“He headed down the ladder while a color TV camera broadcast the scene to earth. Conrad knew people wouldn’t remember the third man to walk on the moon; there was no need to make up something momentous to say. But he did have a quote; in fact, he had a bet to win.
The bet had its origins in the heat of a Houston summer afternoon when Conrad and his wife, Jane, were by the pool, entertaining Italian journalist Oriana Fallaci. Conrad had known Fallaci since 1964, when she came to Houston to write a book on the astronauts. Fallaci never had any trouble speaking her mind, especially when it came to bureaucracy. And that afternoon she was convinced NASA’s bureaucrats had told Neil Armstrong what to say when he stepped on the moon. Conrad tried to convince her otherwise, but she was certain of it. Conrad persisted; he couldn’t swear that Armstrong had written ‘One small step for a man, one giant leap for mankind,’ but he was sure that whoever had penned it, Armstrong had chosen what he would say. ‘Look,’ he told his guest, ‘I’ll prove it to you. I’ll make up my first words on the moon right here and now.’

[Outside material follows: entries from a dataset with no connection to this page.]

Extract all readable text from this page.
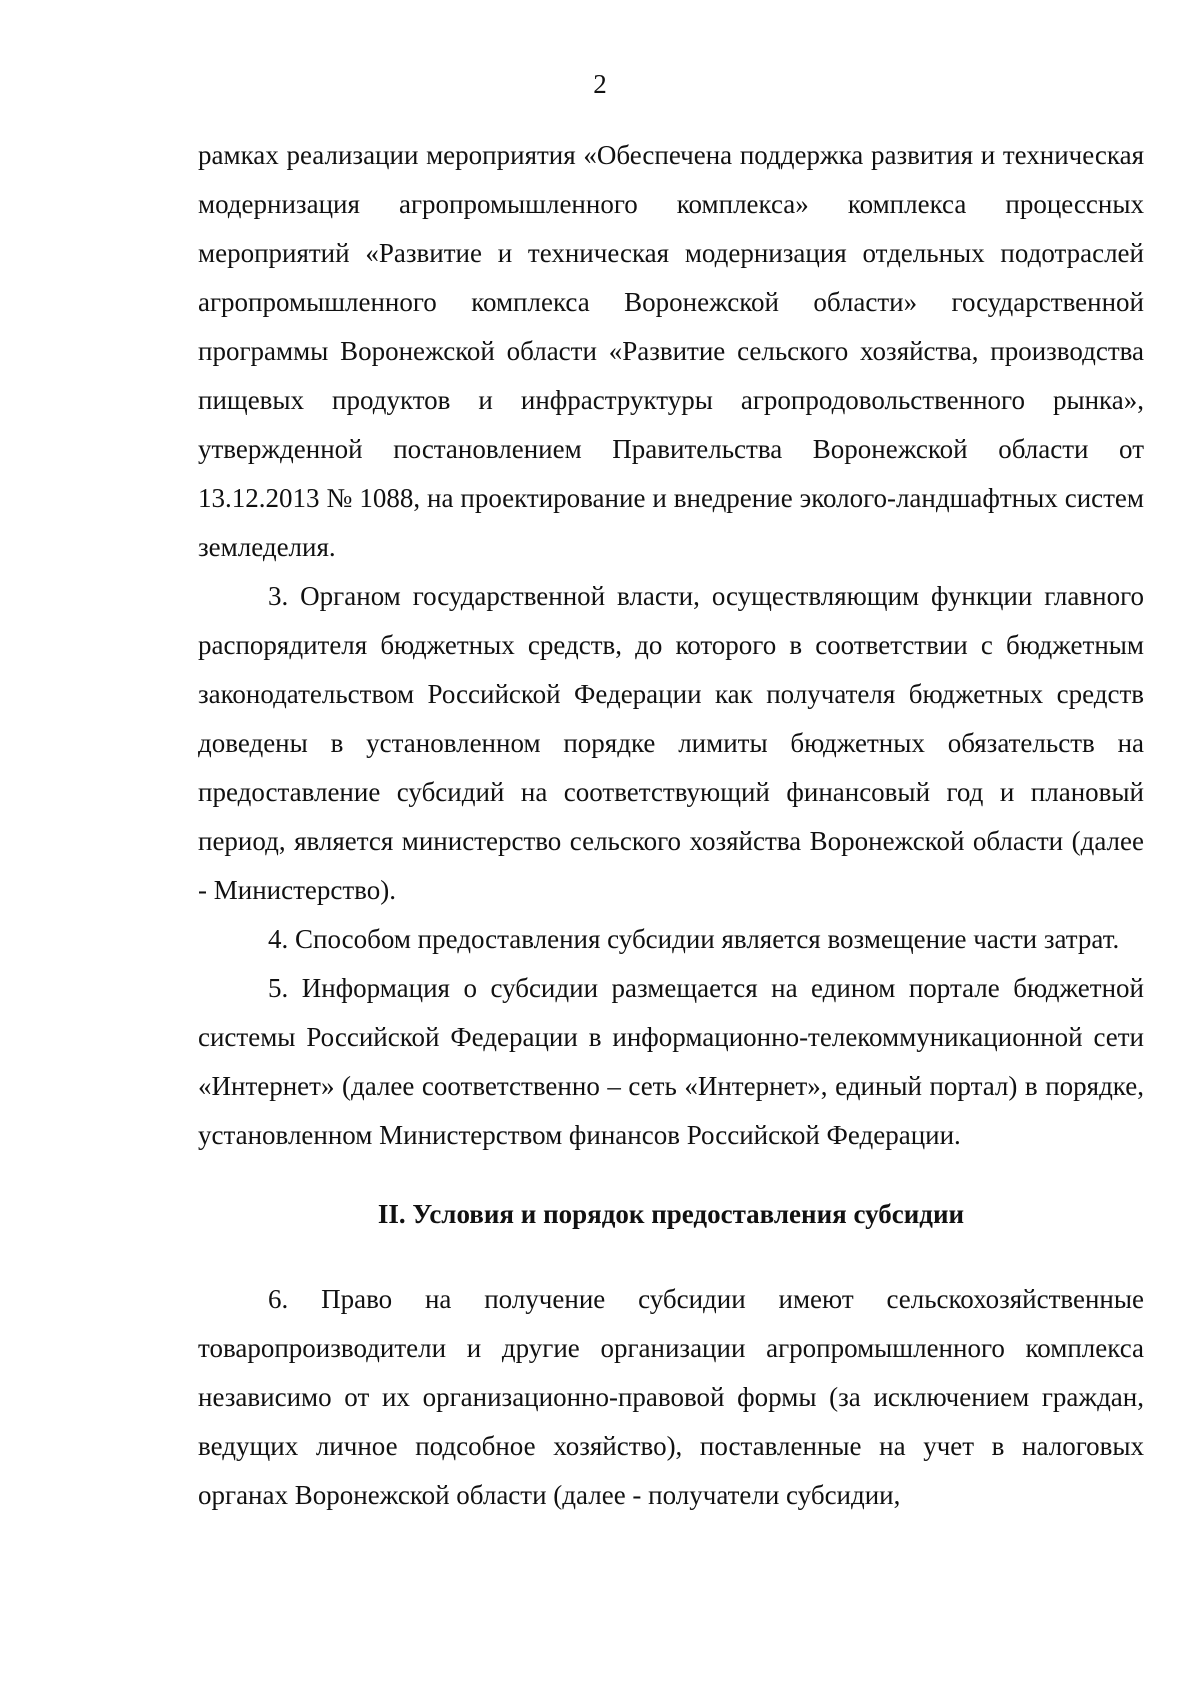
2

рамках реализации мероприятия «Обеспечена поддержка развития и техническая модернизация агропромышленного комплекса» комплекса процессных мероприятий «Развитие и техническая модернизация отдельных подотраслей агропромышленного комплекса Воронежской области» государственной программы Воронежской области «Развитие сельского хозяйства, производства пищевых продуктов и инфраструктуры агропродовольственного рынка», утвержденной постановлением Правительства Воронежской области от 13.12.2013 № 1088, на проектирование и внедрение эколого-ландшафтных систем земледелия.

3. Органом государственной власти, осуществляющим функции главного распорядителя бюджетных средств, до которого в соответствии с бюджетным законодательством Российской Федерации как получателя бюджетных средств доведены в установленном порядке лимиты бюджетных обязательств на предоставление субсидий на соответствующий финансовый год и плановый период, является министерство сельского хозяйства Воронежской области (далее - Министерство).

4. Способом предоставления субсидии является возмещение части затрат.

5. Информация о субсидии размещается на едином портале бюджетной системы Российской Федерации в информационно-телекоммуникационной сети «Интернет» (далее соответственно – сеть «Интернет», единый портал) в порядке, установленном Министерством финансов Российской Федерации.

II. Условия и порядок предоставления субсидии

6. Право на получение субсидии имеют сельскохозяйственные товаропроизводители и другие организации агропромышленного комплекса независимо от их организационно-правовой формы (за исключением граждан, ведущих личное подсобное хозяйство), поставленные на учет в налоговых органах Воронежской области (далее - получатели субсидии,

‘Impossible,’ Fallaci pronounced in her thick accent. ‘They’ll never let you get away with it.’
‘They won’t have anything to say about it, Oriana. They won’t know about it until I’m on the moon.’ Conrad had a good idea: Since he was nearly the shortest guy in the Astronaut Office, why not say….
When Fallaci responded, ‘You’ll never do it,’ Conrad answered, ‘How about five hundred bucks?’ They shook on it.
Conrad reached the last rung of the ladder, held on with both hands, and jumped. He fell to the footpad with a gentle bump.
‘Whoopie! Man, that may have been a small one for Neil, but it’s a long one for me.'”
A Man on the Moon: The Voyages of the Apollo Astronauts, Andrew Chaikin, Penguin Books, 1994.